THE container shipping industry lost US$4.7 billion in 2012 on top of a loss of $5.97 billion in 2011, reports Alphaliner.

This is in addition to the $20 billion loss during the financial crisis of 2009. The industry did rebound in 2010, however, the approximately $13 billion profit in that one year alone has easily been wiped out since.

Based on the above figures we can see that the industry is between $17 billion and $18 billion in the hole. These losses simply cannot continue. There will surely be consequences for the shipping lines going forward if this does not change, and soon.

In this publication we have raised the question several times before on whether continued losses will lead to consolidation in the form of acquisitions. The answer at this stage appears to be no, at least not in any significant way.  

However, there is a more subtle form of consolidation that we have not looked at to date. This consolidation comes in the form of creeping market shares, as the bigger companies become bigger at the expense of the smaller ones.

This is what we will look at today in Hong Kong Shipping Gazette...

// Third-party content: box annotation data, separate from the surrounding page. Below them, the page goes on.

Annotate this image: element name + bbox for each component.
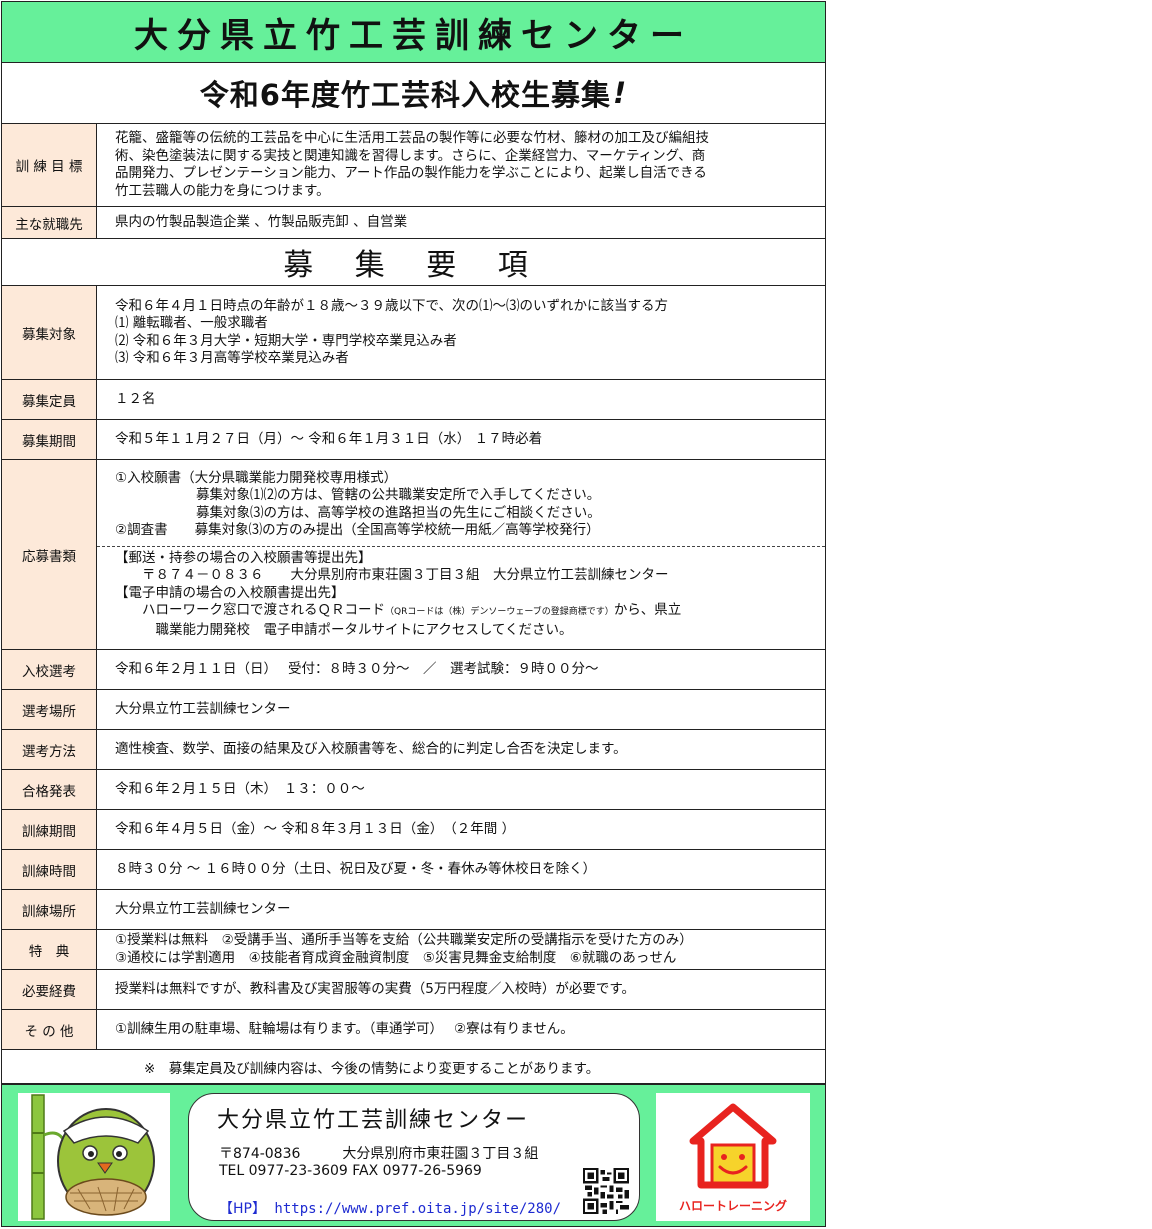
documents-line: ②調査書 募集対象⑶の方のみ提出（全国高等学校統一用紙／高等学校発行） <box>115 522 600 539</box>
target-line: ⑵ 令和６年３月大学・短期大学・専門学校卒業見込み者 <box>115 332 457 349</box>
target-line: ⑶ 令和６年３月高等学校卒業見込み者 <box>115 350 349 366</box>
row-benefits: 特 典 ①授業料は無料 ②受講手当、通所手当等を支給（公共職業安定所の受講指示を… <box>1 930 826 970</box>
page-title: 大分県立竹工芸訓練センター <box>1 1 826 63</box>
other-value: ①訓練生用の駐車場、駐輪場は有ります。（車通学可） ②寮は有りません。 <box>115 1020 574 1037</box>
target-line: ⑴ 離転職者、一般求職者 <box>115 315 268 331</box>
row-label: 募集定員 <box>2 380 97 419</box>
row-label: 募集期間 <box>2 420 97 459</box>
qr-text-tail: から、県立 <box>613 602 682 619</box>
recruitment-subtitle: 令和6年度竹工芸科入校生募集! <box>1 63 826 123</box>
row-label: 選考方法 <box>2 730 97 769</box>
section-title: 募 集 要 項 <box>1 239 826 285</box>
row-other: そ の 他 ①訓練生用の駐車場、駐輪場は有ります。（車通学可） ②寮は有りません… <box>1 1010 826 1050</box>
contact-card: 大分県立竹工芸訓練センター 〒874-0836 大分県別府市東荘園３丁目３組 TE… <box>188 1093 640 1221</box>
documents-line: 募集対象⑴⑵の方は、管轄の公共職業安定所で入手してください。 <box>115 487 601 504</box>
recruitment-flyer: 大分県立竹工芸訓練センター 令和6年度竹工芸科入校生募集! 訓 練 目 標 花籠… <box>1 1 826 1084</box>
subtitle-mark: ! <box>612 76 628 110</box>
row-label: 訓練時間 <box>2 850 97 889</box>
target-text: 令和６年４月１日時点の年齢が１８歳～３９歳以下で、次の⑴～⑶のいずれかに該当する… <box>97 286 825 379</box>
footer-contact: 大分県立竹工芸訓練センター 〒874-0836 大分県別府市東荘園３丁目３組 TE… <box>1 1084 826 1227</box>
row-label: 応募書類 <box>2 460 97 649</box>
benefits-line: ①授業料は無料 ②受講手当、通所手当等を支給（公共職業安定所の受講指示を受けた方… <box>115 932 693 948</box>
row-label: 募集対象 <box>2 286 97 379</box>
qr-code-icon <box>583 1168 629 1214</box>
subtitle-text: 令和6年度竹工芸科入校生募集 <box>199 78 611 112</box>
logo-text: ハロートレーニング <box>678 1199 787 1213</box>
hp-tag: 【HP】 <box>219 1201 266 1217</box>
jobs-value: 県内の竹製品製造企業 、竹製品販売卸 、自営業 <box>115 213 408 230</box>
goal-line: 竹工芸職人の能力を身につけます。 <box>115 182 330 199</box>
footer-address: 〒874-0836 大分県別府市東荘園３丁目３組 TEL 0977-23-3609… <box>219 1146 538 1180</box>
row-label: 選考場所 <box>2 690 97 729</box>
hello-training-logo: ハロートレーニング <box>656 1093 810 1221</box>
disclaimer-note: ※ 募集定員及び訓練内容は、今後の情勢により変更することがあります。 <box>1 1050 826 1084</box>
exam-method-value: 適性検査、数学、面接の結果及び入校願書等を、総合的に判定し合否を決定します。 <box>115 740 627 757</box>
documents-line: 【電子申請の場合の入校願書提出先】 <box>115 584 345 601</box>
row-label: 訓練場所 <box>2 890 97 929</box>
row-label: そ の 他 <box>2 1010 97 1049</box>
documents-line: 職業能力開発校 電子申請ポータルサイトにアクセスしてください。 <box>115 621 573 638</box>
benefits-text: ①授業料は無料 ②受講手当、通所手当等を支給（公共職業安定所の受講指示を受けた方… <box>97 930 825 969</box>
row-goal: 訓 練 目 標 花籠、盛籠等の伝統的工芸品を中心に生活用工芸品の製作等に必要な竹… <box>1 123 826 207</box>
goal-line: 品開発力、プレゼンテーション能力、アート作品の製作能力を学ぶことにより、起業し自… <box>115 165 707 181</box>
benefits-line: ③通校には学割適用 ④技能者育成資金融資制度 ⑤災害見舞金支給制度 ⑥就職のあっ… <box>115 949 677 966</box>
documents-line: 〒８７４－０８３６ 大分県別府市東荘園３丁目３組 大分県立竹工芸訓練センター <box>115 567 669 584</box>
exam-value: 令和６年２月１１日（日） 受付：８時３０分～ ／ 選考試験：９時００分～ <box>115 660 599 677</box>
row-label: 必要経費 <box>2 970 97 1009</box>
row-jobs: 主な就職先 県内の竹製品製造企業 、竹製品販売卸 、自営業 <box>1 207 826 239</box>
row-label: 合格発表 <box>2 770 97 809</box>
row-label: 入校選考 <box>2 650 97 689</box>
row-documents: 応募書類 ①入校願書（大分県職業能力開発校専用様式） 募集対象⑴⑵の方は、管轄の… <box>1 460 826 650</box>
row-costs: 必要経費 授業料は無料ですが、教科書及び実習服等の実費（5万円程度／入校時）が必… <box>1 970 826 1010</box>
dashed-divider <box>97 545 825 547</box>
train-period-value: 令和６年４月５日（金）～ 令和８年３月１３日（金） （２年間 ） <box>115 820 516 837</box>
period-value: 令和５年１１月２７日（月）～ 令和６年１月３１日（水） １７時必着 <box>115 430 543 447</box>
row-exam-method: 選考方法 適性検査、数学、面接の結果及び入校願書等を、総合的に判定し合否を決定し… <box>1 730 826 770</box>
row-label: 特 典 <box>2 930 97 969</box>
phone-line: TEL 0977-23-3609 FAX 0977-26-5969 <box>219 1163 482 1179</box>
row-label: 主な就職先 <box>2 207 97 238</box>
result-value: 令和６年２月１５日（木） １３：００～ <box>115 780 365 797</box>
row-train-hours: 訓練時間 ８時３０分 ～ １６時００分（土日、祝日及び夏・冬・春休み等休校日を除… <box>1 850 826 890</box>
train-hours-value: ８時３０分 ～ １６時００分（土日、祝日及び夏・冬・春休み等休校日を除く） <box>115 860 597 877</box>
row-train-place: 訓練場所 大分県立竹工芸訓練センター <box>1 890 826 930</box>
row-exam: 入校選考 令和６年２月１１日（日） 受付：８時３０分～ ／ 選考試験：９時００分… <box>1 650 826 690</box>
target-line: 令和６年４月１日時点の年齢が１８歳～３９歳以下で、次の⑴～⑶のいずれかに該当する… <box>115 297 668 314</box>
documents-line: ハローワーク窓口で渡されるＱＲコード（QRコードは（株）デンソーウェーブの登録商… <box>115 602 825 622</box>
trademark-note: （QRコードは（株）デンソーウェーブの登録商標です） <box>385 607 614 618</box>
row-result: 合格発表 令和６年２月１５日（木） １３：００～ <box>1 770 826 810</box>
documents-text: ①入校願書（大分県職業能力開発校専用様式） 募集対象⑴⑵の方は、管轄の公共職業安… <box>97 460 825 649</box>
costs-value: 授業料は無料ですが、教科書及び実習服等の実費（5万円程度／入校時）が必要です。 <box>115 980 635 997</box>
footer-org-name: 大分県立竹工芸訓練センター <box>217 1108 530 1133</box>
row-target: 募集対象 令和６年４月１日時点の年齢が１８歳～３９歳以下で、次の⑴～⑶のいずれか… <box>1 285 826 380</box>
goal-line: 花籠、盛籠等の伝統的工芸品を中心に生活用工芸品の製作等に必要な竹材、籐材の加工及… <box>115 130 709 146</box>
row-exam-place: 選考場所 大分県立竹工芸訓練センター <box>1 690 826 730</box>
row-train-period: 訓練期間 令和６年４月５日（金）～ 令和８年３月１３日（金） （２年間 ） <box>1 810 826 850</box>
exam-place-value: 大分県立竹工芸訓練センター <box>115 700 291 717</box>
hp-url[interactable]: https://www.pref.oita.jp/site/280/ <box>274 1201 561 1217</box>
row-label: 訓練期間 <box>2 810 97 849</box>
row-label: 訓 練 目 標 <box>2 124 97 206</box>
documents-line: ①入校願書（大分県職業能力開発校専用様式） <box>115 469 398 486</box>
train-place-value: 大分県立竹工芸訓練センター <box>115 900 291 917</box>
documents-line: 募集対象⑶の方は、高等学校の進路担当の先生にご相談ください。 <box>115 504 601 521</box>
homepage-link[interactable]: 【HP】 https://www.pref.oita.jp/site/280/ <box>219 1198 561 1218</box>
row-capacity: 募集定員 １２名 <box>1 380 826 420</box>
documents-line: 【郵送・持参の場合の入校願書等提出先】 <box>115 549 372 566</box>
qr-text: ハローワーク窓口で渡されるＱＲコード <box>115 602 385 619</box>
mascot-illustration <box>18 1093 170 1221</box>
address-line: 〒874-0836 大分県別府市東荘園３丁目３組 <box>219 1146 539 1162</box>
row-period: 募集期間 令和５年１１月２７日（月）～ 令和６年１月３１日（水） １７時必着 <box>1 420 826 460</box>
capacity-value: １２名 <box>115 390 156 407</box>
goal-line: 術、染色塗装法に関する実技と関連知識を習得します。さらに、企業経営力、マーケティ… <box>115 147 706 164</box>
goal-text: 花籠、盛籠等の伝統的工芸品を中心に生活用工芸品の製作等に必要な竹材、籐材の加工及… <box>97 124 825 206</box>
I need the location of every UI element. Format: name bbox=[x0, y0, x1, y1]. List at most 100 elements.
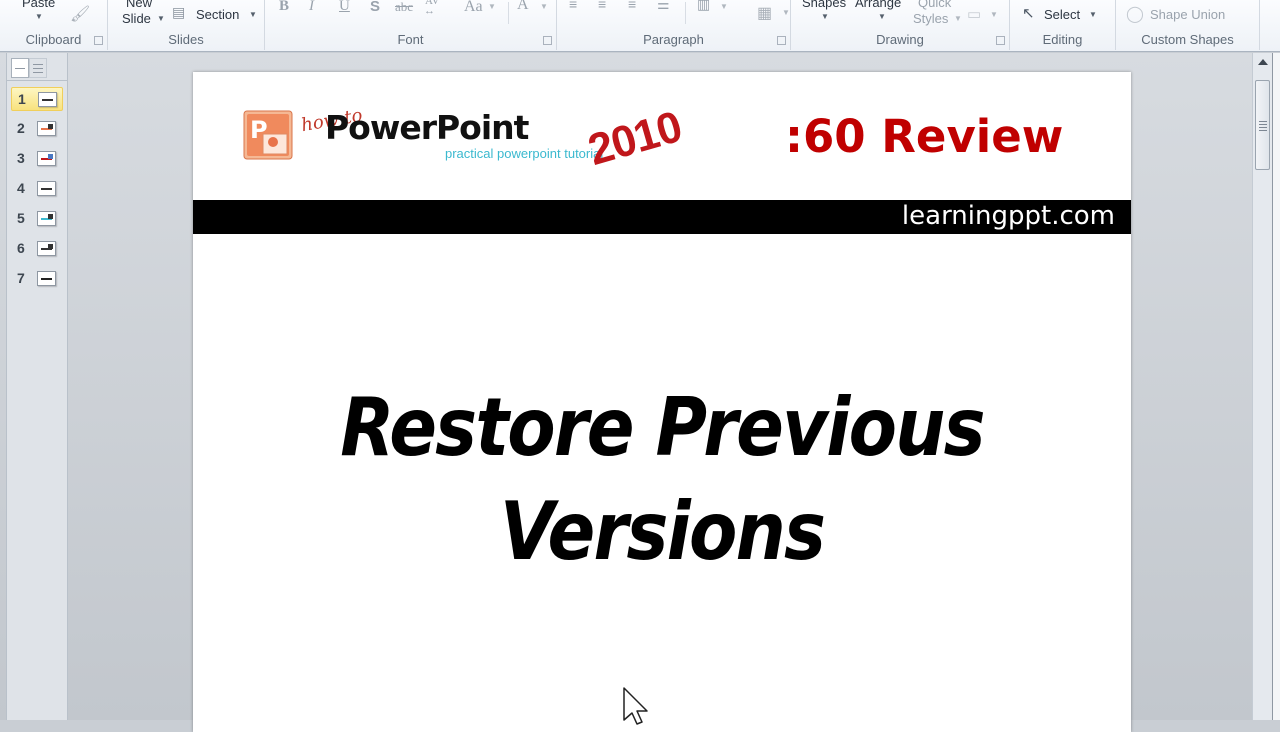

In the below table we can see the fleet size of the industry's 10 largest players from the beginning of the expansion of container shipping in the 19080s to the present day.

 click image to enlarge

From the above table it is clear that much has changed in the past 33 years. In fact only three carriers have maintained their top 10 position, in terms of active capacity, over this time - Evergreen, Maersk Line and APL. However, even two out of those three companies, Maersk and APL, are very different companies today from what they were then after their various mergers and acquisitions.

Interestingly Hong Kong's OOCL was listed in the top 10 previously, but has since dropped out of the rankings. Nevertheless, it has been one of the most consistently profitable shipping companies in the world over the past few decades, regardless of the wider economic situation of the market.

We can also see that the world's second and third largest shipping lines by capacity today, MSC and CMA CGM, were nowhere to be seen until 2001 after which time both have grown tenfold - which is extraordinary growth.

From the 1980s through to today the world's containership fleet, in terms of capacity, has grown almost 24 times over.

What also has changed in the industry is the size of the vessels deployed. We can see in the below graph that in 1980 the average vessel size for the top 10 shipping lines in the world was 1,283 TEU. If we look even closer to focus on the top five and top three carriers as well the average vessel size ranged from around 1,200 TEU to 1,500 TEU.